Just like with buying a home, selling your home also comes with expenses, though not as big as when you’re buying. Preparing your home for the sale would cost you money and you have to know what these expenses are so you won’t be taken by surprise when you get the bill.
Here are some of the common expenses sellers have to shoulder when listing their property on the market.
1. Home repairs and inspection. Before you open up your house to buyers, you have to repair your squeaky floors, dripping faucets, window cracks and other home features that have been damaged due to occupancy or use over time. You might also need to hire a pest control inspector to check if your house is infested with termites, mold, rats and other unwanted guests.

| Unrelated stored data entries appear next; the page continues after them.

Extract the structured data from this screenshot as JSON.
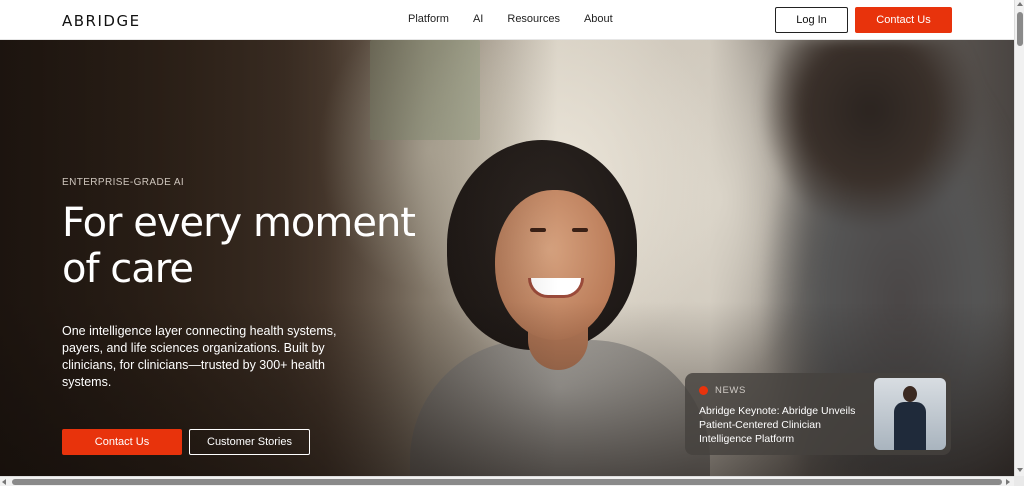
{
  "nav": {
    "logo": "ABRIDGE",
    "links": [
      "Platform",
      "AI",
      "Resources",
      "About"
    ],
    "login_label": "Log In",
    "contact_label": "Contact Us"
  },
  "hero": {
    "eyebrow": "ENTERPRISE-GRADE AI",
    "headline": "For every moment of care",
    "subcopy": "One intelligence layer connecting health systems, payers, and life sciences organizations. Built by clinicians, for clinicians—trusted by 300+ health systems.",
    "primary_cta": "Contact Us",
    "secondary_cta": "Customer Stories"
  },
  "news": {
    "label": "NEWS",
    "title": "Abridge Keynote: Abridge Unveils Patient-Centered Clinician Intelligence Platform"
  },
  "colors": {
    "accent": "#e8330c",
    "nav_bg": "#ffffff",
    "text_dark": "#111111"
  }
}
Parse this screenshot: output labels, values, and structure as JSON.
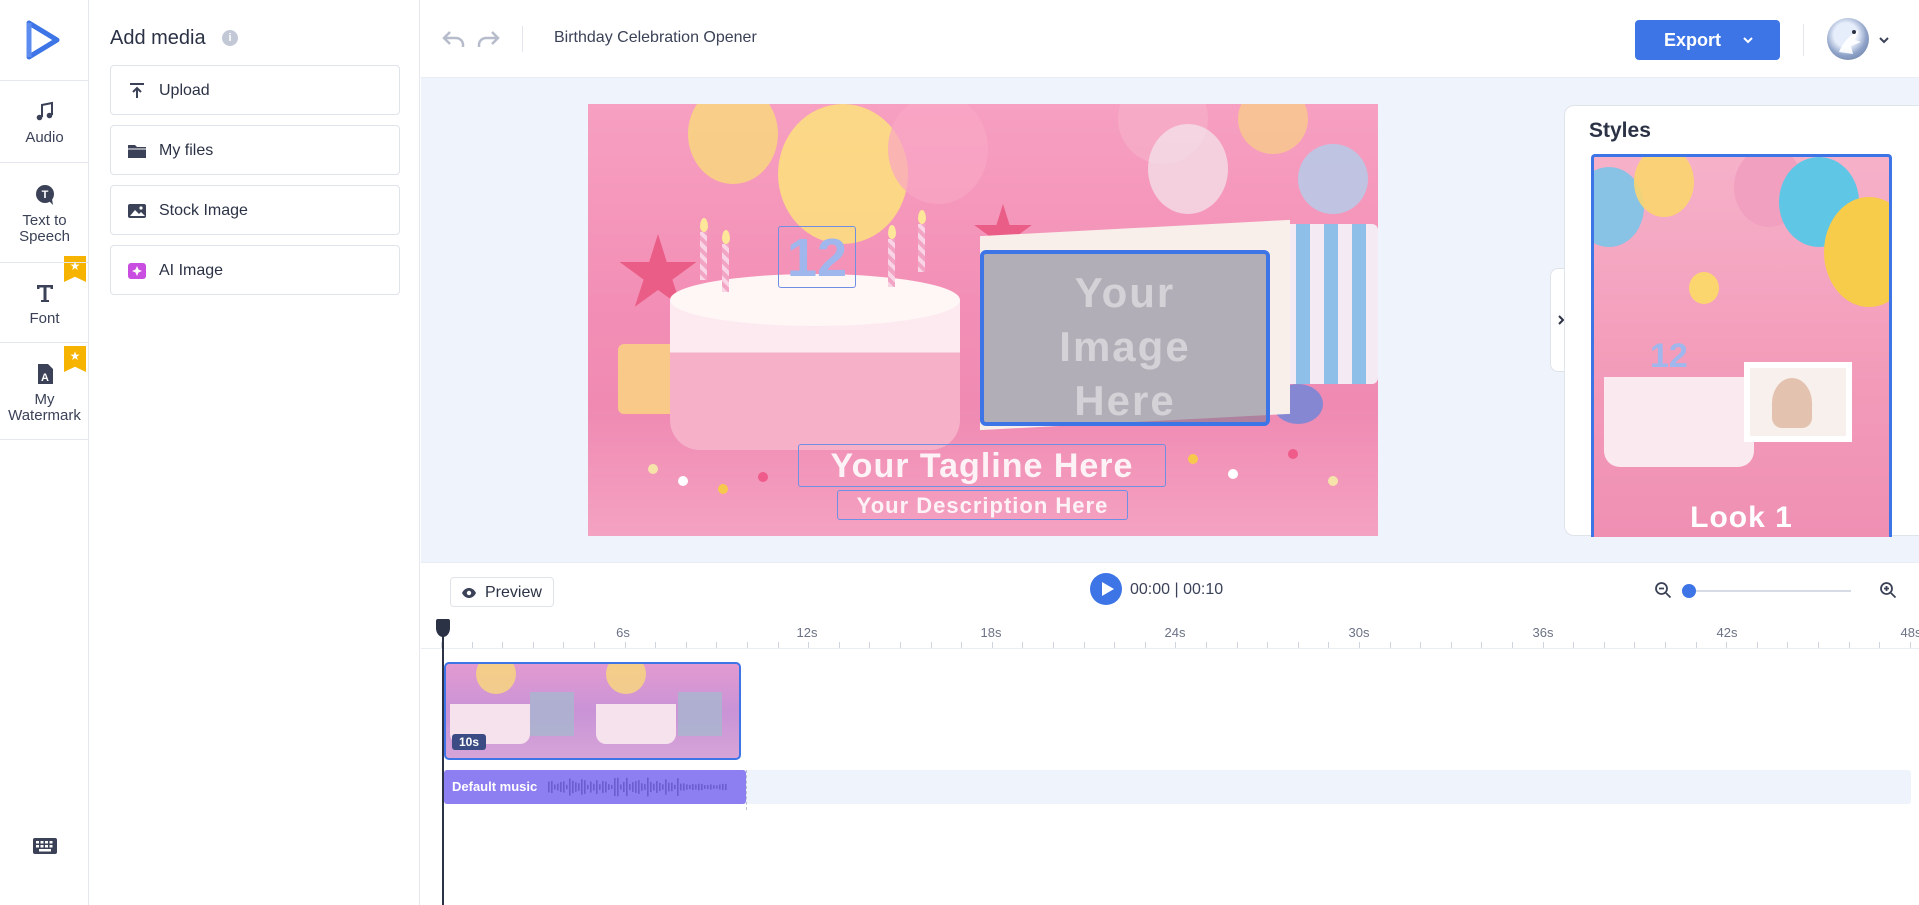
{
  "app": {
    "project_title": "Birthday Celebration Opener",
    "accent_color": "#3d74e6"
  },
  "rail": {
    "items": [
      {
        "label": "Audio",
        "icon": "music-note-icon",
        "premium": false
      },
      {
        "label": "Text to\nSpeech",
        "icon": "speech-bubble-icon",
        "premium": true
      },
      {
        "label": "Font",
        "icon": "font-t-icon",
        "premium": false
      },
      {
        "label": "My\nWatermark",
        "icon": "watermark-icon",
        "premium": true
      }
    ],
    "bottom_icon": "keyboard-icon"
  },
  "media": {
    "title": "Add media",
    "info_icon": "info-icon",
    "buttons": [
      {
        "label": "Upload",
        "icon": "upload-icon"
      },
      {
        "label": "My files",
        "icon": "folder-icon"
      },
      {
        "label": "Stock Image",
        "icon": "image-icon"
      },
      {
        "label": "AI Image",
        "icon": "ai-sparkle-icon"
      }
    ]
  },
  "topbar": {
    "export_label": "Export"
  },
  "canvas": {
    "number_text": "12",
    "image_placeholder": "Your\nImage\nHere",
    "tagline": "Your Tagline Here",
    "description": "Your Description Here"
  },
  "styles": {
    "title": "Styles",
    "cards": [
      {
        "label": "Look 1",
        "selected": true
      }
    ]
  },
  "timeline": {
    "preview_label": "Preview",
    "current_time": "00:00",
    "total_time": "00:10",
    "time_readout": "00:00 | 00:10",
    "ruler_labels": [
      "6s",
      "12s",
      "18s",
      "24s",
      "30s",
      "36s",
      "42s",
      "48s"
    ],
    "clip_duration": "10s",
    "music_label": "Default music",
    "music_color": "#8d7ef2"
  }
}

2. Staging. You can do the staging yourself or you can hire an interior designer to organize and decorate your home. Staging makes your house more attractive and it helps to win the competition.
3. Real estate commission. This could be your biggest expense because the commission of your real estate agent and the buyer’s real estate agent ranges between 5% to 7% of the selling price. As the seller, you are the one who has to shoulder this expense. You pay the commission to the agents’ brokerages and they will be the one to pay the agents.
4. Attorney fees. Buying a home means lots of legal documents. You need to have an attorney go through each document to check for any hidden clauses and to explain to you the contract without the legalese. In some states, attorneys are required to close the sale.
5. Property taxes. Both the buyer and the seller have to pay property taxes depending on the length each stayed in the house. It will also depend on the arrangement of the buyer or seller. For example, the seller could pay the property taxes for the year and the buyer could just reimburse his part.
6. Closing costs. The buyer can negotiate with the seller to shoulder some of the closing costs. However, these costs will also be added to the home price the buyer has to pay.
7. Title search. Either the buyer or the seller can pay for the title search. The title search reviews all public records to make sure that there are no unpaid financial obligations that could hinder the transfer of ownership.
8. Lien Releases. If the title search showed unpaid debt like bills, loans, taxes, contractor costs, etc, you must pay it all off to clear your title. Only then can you sell your home.
9. Owner’s title insurance. If the title search misses something, a lien remains unpaid or the seller doesn’t actually own the property, this insurance protects the buyer from any financial loss. The seller generally pays for this.
10. Home warranty. Depending on your deal with the buyer, you can pay for a one-year protection plan on the buyer’s behalf to cover repairs or renovations that needed to be done on the house.